Karir Thomas More sebagai negarawan dimulai pada tahun 1510, karir ini terus menanjak dengan pesat sampai mencapai puncaknya pada tahun 1529 ketika dia diangkat menjadi Lord High Chancellor menggantikan Kardinal Wolsey. Thomas More banyak mengarang tulisan-tulisan bermutu. Sebuah buku karangannya berjudul UTOPIA, yang kemudian menjadi sangat terkenal.
Meskipun sudah menjadi pejabat negara puncak, dia masih menjalankan hidup rohaninya seperti sediakala. Setiap hari Jumat adalah hari baginya untuk melakukan introspeksi diri. Karya-karya karitatifnya pun luarbiasa. Thomas More sangat bersukacita manakala dia berkesempatan membantu imam dalam perayaan Misa Kudus, … sebagai pelayan Misa. Ada orang yang mengkritisi orang kudus ini, bahwa sebagai seorang awam tidak mungkinlah bagi dirinya untuk melaksanakan tugas-tugas dunia yang sedemikian banyak dan kompleksnya, dan pada saat yang sama menekuni hidup rohani guna mencapai kesucian. Menanggapi kritik itu Thomas More mengatakan, bahwa Komuni Kudus-lah yang membuat dirinya tetap fokus dan untuk meringankan beban-beban pekerjaannya dia akan mendekat kepada Juru Selamat-Nya, minta nasehat dan terang (pencerahan) daripada-Nya. Yesus Kristus adalah tempat pelariannya. Pada suatu hari, ketika Thomas More sedang menghadiri Misa Kudus seorang petugas istana mendekatinya dan berbisik kepadanya: “Tuanku, Sri Paduka Raja menginginkan agar Tuanku menghadapnya dengan segera.” Thomas More menjawab: “Aku tidak dapat menghadap sekarang.
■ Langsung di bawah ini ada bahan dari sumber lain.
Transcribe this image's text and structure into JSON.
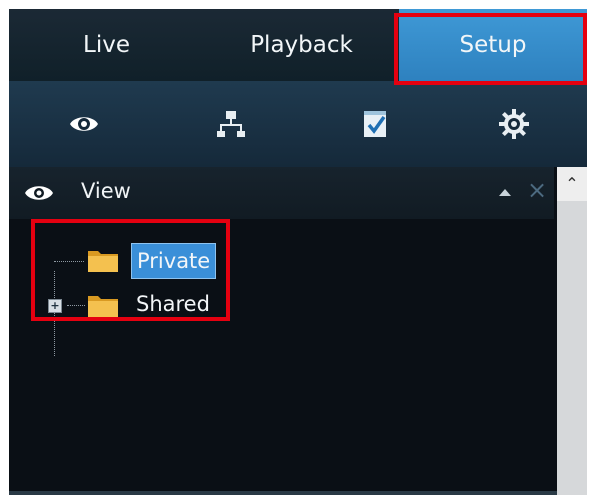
{
  "tabs": [
    {
      "label": "Live"
    },
    {
      "label": "Playback"
    },
    {
      "label": "Setup",
      "active": true
    }
  ],
  "toolbar": {
    "icons": [
      "eye-icon",
      "network-icon",
      "checklist-icon",
      "gear-icon"
    ]
  },
  "panel": {
    "title": "View",
    "icon": "eye-icon"
  },
  "tree": {
    "nodes": [
      {
        "label": "Private",
        "selected": true
      },
      {
        "label": "Shared",
        "expandable": true
      }
    ]
  },
  "colors": {
    "active_tab": "#2e81bf",
    "selection": "#3a8fd8",
    "annotation_red": "#e50010",
    "background": "#0a0f15"
  }
}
Katakanlah kepada Sri Paduka Raja, bahwa aku sedang menghadap seorang Raja yang lebih besar daripadanya. Begitu tugas-kewajibanku kepada Raja yang lebih besar ini selesai, aku akan langsung menghadap Sri Paduka Baginda.” Petugas istana itu pun pergi dan Thomas More, sang Lord High Chancellor, melanjutkan doa-doanya dengan khusyuk sampai Misa Kudus berakhir.
Sementara itu raja Henry VIII sudah merasa bosan dengan permaisurinya yang sah (Katarina dari Aragon) dan dia berahi pada salah seorang dayang-dayang di istana (sudah menikah) yang bernama Anna Boleyn dan ingin menikahinya. Henry VIII sudah mencoba mendapatkan izin dari Sri Paus agar dia boleh menceraikan permaisurinya dan menikah dengan Anna Boleyn. Sri Paus tidak setuju. Takhta Suci dengan benar menghukum Henry VIII itu, namun sang raja malah memperburuk hubungannya dengan Takhta Suci dan mengangkat dirinya menjadi kepala Church of England (Gereja Inggris = Anglikan). Persetujuan atas undang-undang yang mengatur pengangkatan raja sebagai kepala Gereja Inggris dimungkinkan karena parlemen yang lemah. Para uskup dan imam harus mengangkat sumpah untuk mengakui sang raja sebagai atasan mereka. Siapa saja yang tidak setuju dengan keputusan raja ini akan dihukum mati. Orang pertama yang menentang raja adalah pejabat tinggi negara yang selama ini sangat setia kepada raja, Thomas More. Suara hatinya menang, dia memilih untuk setia kepada Yesus Kristus! Dia melepaskan jabatannya pada tanggal 16 Mei 1532, karena oposisinya terhadap perceraian raja sudah tidak dapat ditawar-tawar lagi. Dia menarik diri dari kehidupan politik, tetapi cukup menderita karena kehilangan penghasilannya yang utama.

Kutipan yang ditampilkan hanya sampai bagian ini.